Only knew he had to.
Her lashes lowered, screening her eyes. She, too, drew in a breath, and held it. He sensed her drawing back, reining her temper in, realized that—the Vaux love of drama notwithstanding—she wasn’t going to, didn’t want to, lose it. Not now, not with him.
That seemed strange. Here, surely, was a grand stage—a grand passion tailormade for her to indulge in to the very top of her bent. A matter in which she was totally in the right, and he totally in the wrong.
But rather than rail at him, she turned away. Which only made him feel even more desperate. Head rising, she walked back to her dressing table. “One thing.” Her voice was cool, clear; she didn’t glance back at him. “I will not be blamed for doing what had to be done—not by you, not by anyone.”
Reaching her dressing stool, she stepped around it and sat. With dreadful calm, she reached up to unpin her hair. “Close the door behind you.”
He looked at her, for long minutes studied her, then he walked slowly forward until he stood directly behind her. He searched the face in the mirror—a face he knew better than his own, one that had inhabited his dreams for so many years he’d lost count.

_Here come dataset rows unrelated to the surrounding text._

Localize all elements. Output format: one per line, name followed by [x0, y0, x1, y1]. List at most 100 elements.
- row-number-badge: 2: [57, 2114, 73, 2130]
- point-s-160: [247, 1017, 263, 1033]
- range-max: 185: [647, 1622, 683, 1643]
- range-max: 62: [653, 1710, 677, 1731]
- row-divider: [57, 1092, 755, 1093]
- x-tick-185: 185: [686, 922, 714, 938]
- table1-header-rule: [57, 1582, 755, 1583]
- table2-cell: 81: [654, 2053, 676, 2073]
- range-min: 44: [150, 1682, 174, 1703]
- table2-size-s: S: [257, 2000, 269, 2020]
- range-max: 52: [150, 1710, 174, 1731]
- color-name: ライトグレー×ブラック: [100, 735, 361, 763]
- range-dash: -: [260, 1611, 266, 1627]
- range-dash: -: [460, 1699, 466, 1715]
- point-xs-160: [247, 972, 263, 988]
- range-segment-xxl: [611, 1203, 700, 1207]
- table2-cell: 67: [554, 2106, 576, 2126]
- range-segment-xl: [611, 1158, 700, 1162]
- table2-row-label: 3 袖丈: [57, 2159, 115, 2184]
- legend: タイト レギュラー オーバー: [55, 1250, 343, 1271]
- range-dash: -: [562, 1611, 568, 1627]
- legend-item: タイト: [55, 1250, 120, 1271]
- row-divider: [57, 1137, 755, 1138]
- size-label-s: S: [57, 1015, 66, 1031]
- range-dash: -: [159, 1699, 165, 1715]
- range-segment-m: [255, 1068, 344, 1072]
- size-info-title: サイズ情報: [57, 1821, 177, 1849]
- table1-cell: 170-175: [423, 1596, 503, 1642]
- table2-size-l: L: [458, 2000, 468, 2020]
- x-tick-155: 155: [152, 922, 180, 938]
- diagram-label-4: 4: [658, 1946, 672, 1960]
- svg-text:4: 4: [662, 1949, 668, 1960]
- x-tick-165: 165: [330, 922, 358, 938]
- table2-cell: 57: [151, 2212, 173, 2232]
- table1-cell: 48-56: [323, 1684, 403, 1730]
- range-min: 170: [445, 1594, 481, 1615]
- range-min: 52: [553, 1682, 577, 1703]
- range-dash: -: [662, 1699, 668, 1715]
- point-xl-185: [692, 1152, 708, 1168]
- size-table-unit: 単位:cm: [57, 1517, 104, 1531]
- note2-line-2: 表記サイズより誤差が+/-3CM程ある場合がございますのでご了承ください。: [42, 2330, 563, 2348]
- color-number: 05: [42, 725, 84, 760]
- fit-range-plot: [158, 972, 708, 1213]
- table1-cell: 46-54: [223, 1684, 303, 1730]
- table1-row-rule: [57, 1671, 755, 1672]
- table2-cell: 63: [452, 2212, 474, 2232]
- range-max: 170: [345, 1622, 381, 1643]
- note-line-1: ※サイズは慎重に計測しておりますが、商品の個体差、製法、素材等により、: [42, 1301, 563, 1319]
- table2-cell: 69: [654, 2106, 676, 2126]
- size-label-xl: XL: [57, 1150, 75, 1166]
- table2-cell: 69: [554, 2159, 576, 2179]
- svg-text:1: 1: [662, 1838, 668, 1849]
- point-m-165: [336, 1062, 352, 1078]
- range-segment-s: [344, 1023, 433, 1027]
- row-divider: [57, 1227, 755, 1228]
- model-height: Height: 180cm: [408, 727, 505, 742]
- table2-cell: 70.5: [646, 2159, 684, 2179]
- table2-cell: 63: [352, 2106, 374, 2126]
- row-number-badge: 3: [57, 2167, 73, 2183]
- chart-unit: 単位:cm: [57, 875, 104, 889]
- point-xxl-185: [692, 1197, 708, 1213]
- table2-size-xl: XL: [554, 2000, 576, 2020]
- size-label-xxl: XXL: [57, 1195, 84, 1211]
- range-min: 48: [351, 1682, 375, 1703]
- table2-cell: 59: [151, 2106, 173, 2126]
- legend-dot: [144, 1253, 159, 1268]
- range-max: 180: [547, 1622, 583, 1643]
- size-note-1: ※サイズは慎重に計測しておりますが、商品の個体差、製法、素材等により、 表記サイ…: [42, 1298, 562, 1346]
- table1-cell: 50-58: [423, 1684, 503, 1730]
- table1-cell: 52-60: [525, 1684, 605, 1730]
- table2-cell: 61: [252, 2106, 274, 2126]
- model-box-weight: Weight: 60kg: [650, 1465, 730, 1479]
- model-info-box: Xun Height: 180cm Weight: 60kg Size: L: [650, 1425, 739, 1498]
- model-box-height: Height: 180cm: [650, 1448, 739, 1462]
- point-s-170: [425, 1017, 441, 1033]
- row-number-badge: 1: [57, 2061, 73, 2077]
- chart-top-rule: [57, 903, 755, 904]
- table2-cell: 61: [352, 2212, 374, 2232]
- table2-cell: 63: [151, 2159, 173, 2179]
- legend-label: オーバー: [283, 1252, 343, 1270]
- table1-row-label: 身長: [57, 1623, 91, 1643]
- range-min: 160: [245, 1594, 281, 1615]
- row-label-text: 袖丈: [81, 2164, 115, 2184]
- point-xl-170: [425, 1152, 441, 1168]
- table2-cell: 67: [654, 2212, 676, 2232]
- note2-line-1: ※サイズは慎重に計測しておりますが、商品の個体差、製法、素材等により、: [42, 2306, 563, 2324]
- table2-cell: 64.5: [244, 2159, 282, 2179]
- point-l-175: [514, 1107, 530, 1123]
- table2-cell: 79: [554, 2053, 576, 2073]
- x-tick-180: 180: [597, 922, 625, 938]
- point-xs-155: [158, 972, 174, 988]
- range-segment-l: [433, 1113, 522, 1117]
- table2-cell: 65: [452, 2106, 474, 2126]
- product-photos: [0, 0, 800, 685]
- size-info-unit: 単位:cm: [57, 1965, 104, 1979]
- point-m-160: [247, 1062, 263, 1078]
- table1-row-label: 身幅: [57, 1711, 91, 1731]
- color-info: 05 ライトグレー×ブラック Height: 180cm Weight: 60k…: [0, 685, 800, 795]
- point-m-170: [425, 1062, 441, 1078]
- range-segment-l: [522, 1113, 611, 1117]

A face that now was shuttered against him.
He hadn’t realized she could do that. He was certain, would have sworn that before—before he’d left her twelve years ago—she’d never be able to hide any of her vibrant emotions from him.
But the years between—the years with Randall—had taught her how to veil her inner self, to hide her feelings—to shield her heart.
The heart that once had been his, unreservedly.